Mr Springborg has also presided over the sacking of thousands of nurses and sought to cover up the impacts on patients by manipulating hospital waiting lists.

Which brings us to the least pre-possessing of the possible prospects — Attorney-General Jarrod Bleijie.

Years ago, I used to look at John Howard being careful with and rationing the truth and feel a sliver of gratitude that, at least while John Howard was prime minister, Tony Abbott was not. My concerns about what would happen should Abbott ever achieve his ambition have, unfortunately, proven well founded.
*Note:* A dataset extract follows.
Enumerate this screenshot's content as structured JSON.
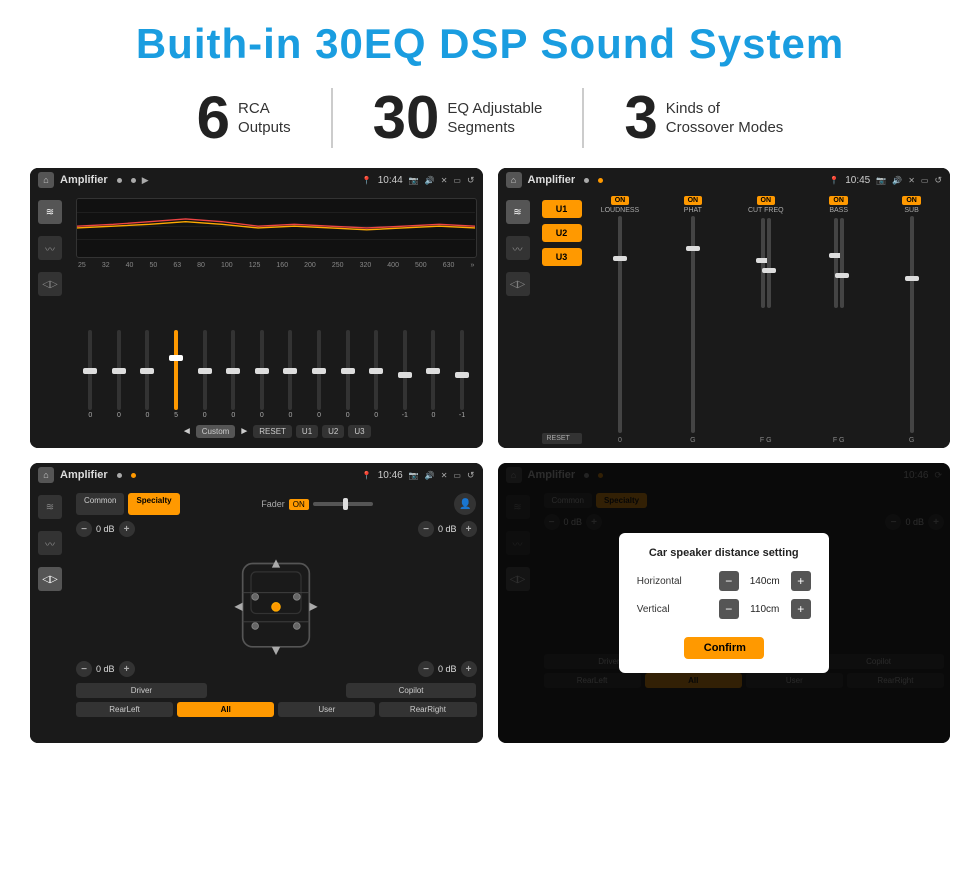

It is difficult to imagine a government more arrogant and capricious than the Newman regime. But it is always an error to think that things cannot get worse. In the present circumstance, worse is represented by that level of chaos and utter disregard for any form of traditional restraint on power which would await a Queensland inflicted with Mr Bleijie as premier.

More detailed analysis of his entire unsuitability for any public office, let alone the one he holds, or any higher office, can be found here, here and here.

Queenslanders deserve better than to be fobbed off with a transparent lie and not provided with an explanation as to who will actually take the reins of government after the election if, as present polling indicates, the LNP scrape back.

Queenslanders should demand more from the LNP than an election strategy that sees the current failed leader posing as the devil you know when the devils we can only imagine from their more limited exposure avoid the scrutiny of leading through an election campaign.

Maybe Queenslanders should choose hope over experience and take Campbell Newman at his word?

To do this, they need to vote in even greater numbers than current polling indicates to avoid an even more discredited politician emerging after the election to lead a disunited and chaotic LNP rabble government.